2. A universal motor/generator/alternator apparatus that comprises:

(a) at least one rotor having multiple surfaces, when viewed in cross- section, comprising a plurality of magnets on each such surface;

(b) multiple stator assemblies surrounding each rotor where each comprise of multiple windings therein, each stator in the assembly being positioned so as to be substantially coplanar to a corresponding rotor surface that comprises the magnets; and

(c) means to either:

(i) energize the windings in the stator assemblies to thereby create magnetic fields that interact with corresponding magnetic flux lines in the rotor causing rotational movement; or (ii) to mechanically rotate the rotor thereby inducing an electric current in the windings held by the stator assemblies.

3. An apparatus as claimed in Claims 1 or 2, wherein by utilizing permanent magnets embedded in the surface of the rotor or shuttle, the magnetic flux can be focused and concentrated thereby reducing the reluctance of the magnetic circuit, effectively increasing the flux density and the amount of force that is exerted on the rotor, and optionally reducing the air gap between the stator and rotor and coupling together pairs of stators with a magnetic material.

4. An apparatus as claimed in Claims 1 or 2, wherein the array of permanent magnets is designed to increase flux density.

5. An apparatus as claimed in Claims 1 or 2, wherein the array of permanent magnets encompasses a 360-degree configuration on coplanar surfaces.

6. An apparatus as claimed in Claims 1 or 2, wherein the magnetic fluxes correspond to 360-degree radial and 360-degree axial envelope to generate interactive magnetic fields.

7. An apparatus as claimed in Claims 1 or 2, wherein the cross-sectional view of the moveable body or rotor is of a geometric shape to increase flux density.

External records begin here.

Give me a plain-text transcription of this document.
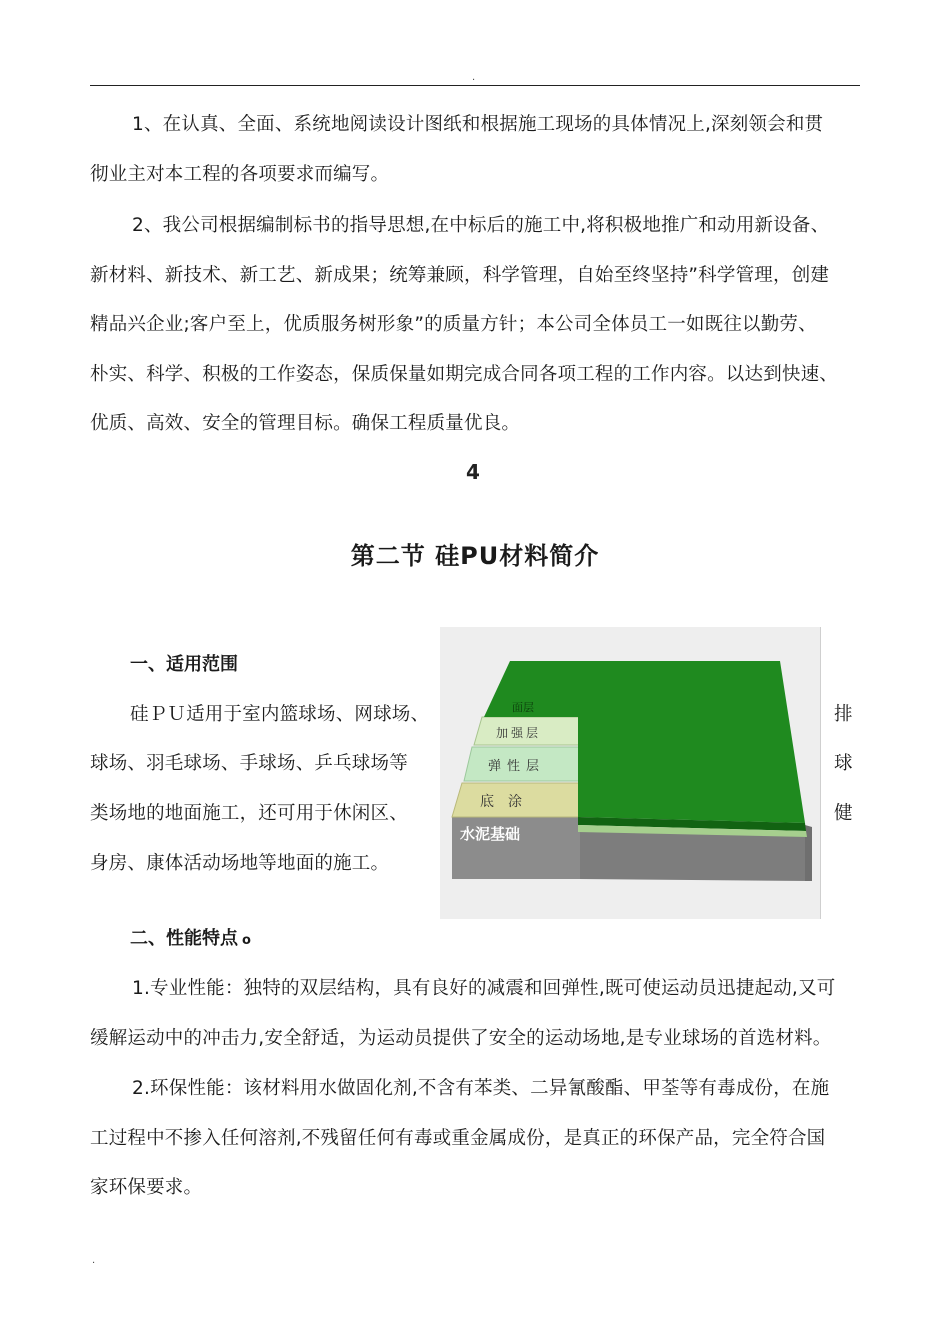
.
1、在认真、全面、系统地阅读设计图纸和根据施工现场的具体情况上,深刻领会和贯
彻业主对本工程的各项要求而编写。
2、我公司根据编制标书的指导思想,在中标后的施工中,将积极地推广和动用新设备、
新材料、新技术、新工艺、新成果；统筹兼顾，科学管理，自始至终坚持”科学管理，创建
精品兴企业;客户至上，优质服务树形象”的质量方针；本公司全体员工一如既往以勤劳、
朴实、科学、积极的工作姿态，保质保量如期完成合同各项工程的工作内容。以达到快速、
优质、高效、安全的管理目标。确保工程质量优良。
4
第二节 硅PU材料简介
一、适用范围
硅ＰＵ适用于室内篮球场、网球场、	排
球场、羽毛球场、手球场、乒乓球场等	球
类场地的地面施工，还可用于休闲区、	健
身房、康体活动场地等地面的施工。
面层
加强层
弹性层
底涂
水泥基础
二、性能特点 o
1.专业性能：独特的双层结构，具有良好的减震和回弹性,既可使运动员迅捷起动,又可
缓解运动中的冲击力,安全舒适，为运动员提供了安全的运动场地,是专业球场的首选材料。
2.环保性能：该材料用水做固化剂,不含有苯类、二异氰酸酯、甲荃等有毒成份，在施
工过程中不掺入任何溶剂,不残留任何有毒或重金属成份，是真正的环保产品，完全符合国
家环保要求。
.
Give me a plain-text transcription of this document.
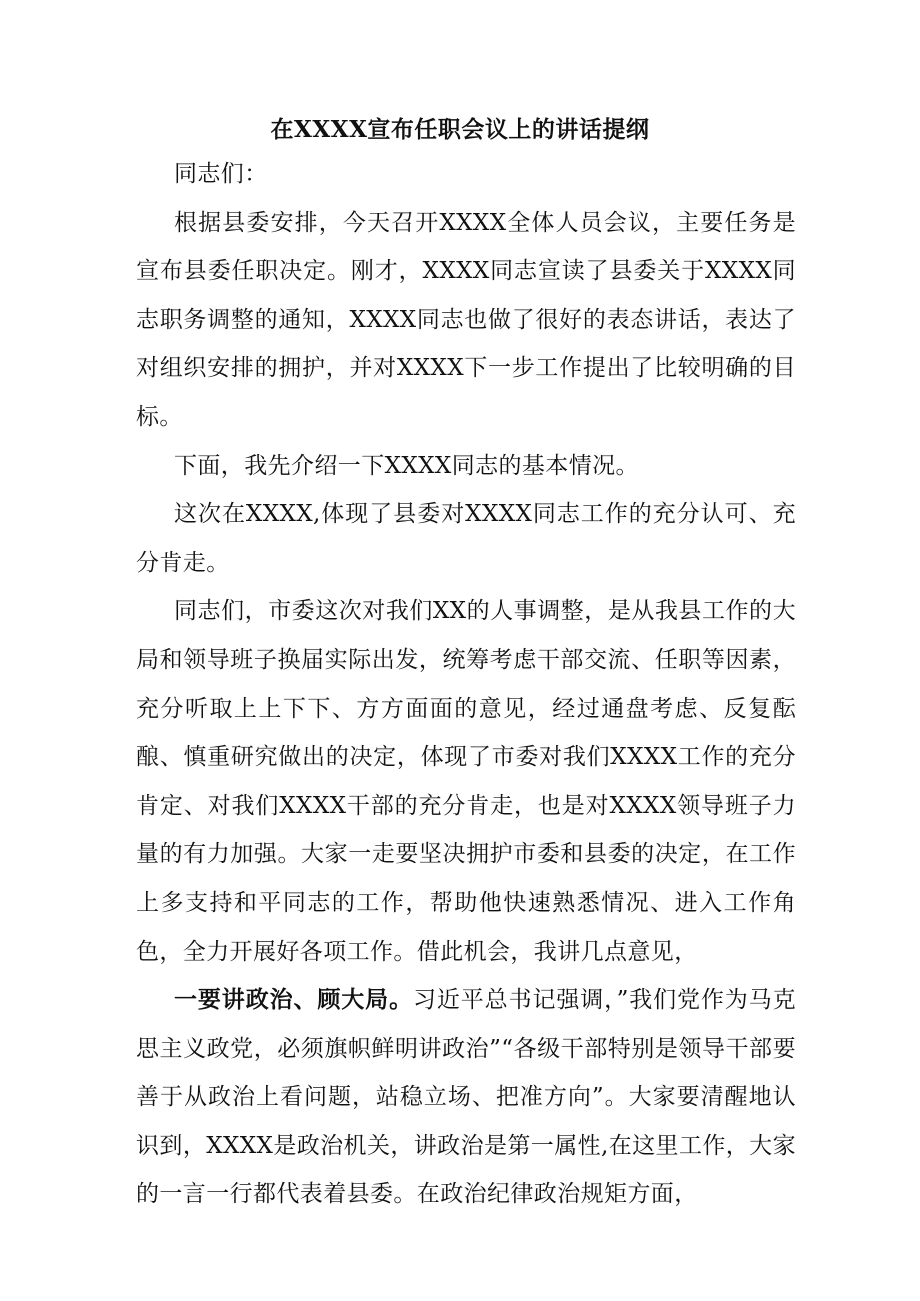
在XXXX宣布任职会议上的讲话提纲

同志们：

根据县委安排，今天召开XXXX全体人员会议，主要任务是宣布县委任职决定。刚才，XXXX同志宣读了县委关于XXXX同志职务调整的通知，XXXX同志也做了很好的表态讲话，表达了对组织安排的拥护，并对XXXX下一步工作提出了比较明确的目标。

下面，我先介绍一下XXXX同志的基本情况。

这次在XXXX,体现了县委对XXXX同志工作的充分认可、充分肯走。

同志们，市委这次对我们XX的人事调整，是从我县工作的大局和领导班子换届实际出发，统筹考虑干部交流、任职等因素，充分听取上上下下、方方面面的意见，经过通盘考虑、反复酝酿、慎重研究做出的决定，体现了市委对我们XXXX工作的充分肯定、对我们XXXX干部的充分肯走，也是对XXXX领导班子力量的有力加强。大家一走要坚决拥护市委和县委的决定，在工作上多支持和平同志的工作，帮助他快速熟悉情况、进入工作角色，全力开展好各项工作。借此机会，我讲几点意见，

一要讲政治、顾大局。习近平总书记强调，”我们党作为马克思主义政党，必须旗帜鲜明讲政治”“各级干部特别是领导干部要善于从政治上看问题，站稳立场、把准方向”。大家要清醒地认识到，XXXX是政治机关，讲政治是第一属性,在这里工作，大家的一言一行都代表着县委。在政治纪律政治规矩方面，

8. An apparatus as claimed in Claims 1 or 2, wherein flux density is increased by utilizing permanent magnets embedded in the surface of the rotor or shuttle wherein the permanent magnets encompass a 360-degree configuration on coplanar surface to focus and concentrate magnetic flux thereby reducing the reluctance of the magnetic circuit to effectually increase the flux density and the amount of force that is exerted on the rotor, and optionally reducing the air gap between the stator and rotor and coupling together pairs of stators with a magnetic material.

9. An apparatus as claimed in Claims 1 or 2, wherein the electrical conductors/windings are of conical shape.

10. An apparatus as claimed in Claims 1 or 2, wherein the electrical conductors/windings are positioned to increase flux density, such as being normal to the rotor surface containing the magnets.

11. An apparatus as claimed in Claims 1 or 2, wherein the electrical conductors/windings correspond to 360-degree radial and 360-degree axial envelope to generate interactive magnetic fields.

12. An apparatus as claimed in Claim 1, wherein a linear motor comprising a linear moveable shuttle as the moveable body and a linear assembly of solenoids as the electrical conductor assemblies.

13. An apparatus as claimed in Claim 2 in a pancake motor.

14. An apparatus as claimed in Claim 2 in a single-phase AC.

15. An apparatus as claimed in Claim 2 in a multi-phase AC motor.

16. An apparatus as claimed in Claim 2 in a DC motor.

17. An apparatus as claimed in Claim 2, in a universal AC/DC.

18. An apparatus as claimed in Claim 2, in a brushless/servo motor.

19. An apparatus as claimed in Claim 2 in a stepper motor.

20. An apparatus as claimed in Claim 2 in a switched reluctance (SR).

21. An apparatus as claimed in Claim 2 in a high speed/ high acceleration motor.

22. An apparatus as claimed in Claim 2, in a motor/generator/alternator.

23. An apparatus as claimed in Claim 2 in a generator/alternator.

24. An apparatus as claimed in Claim 2 in a servomotor.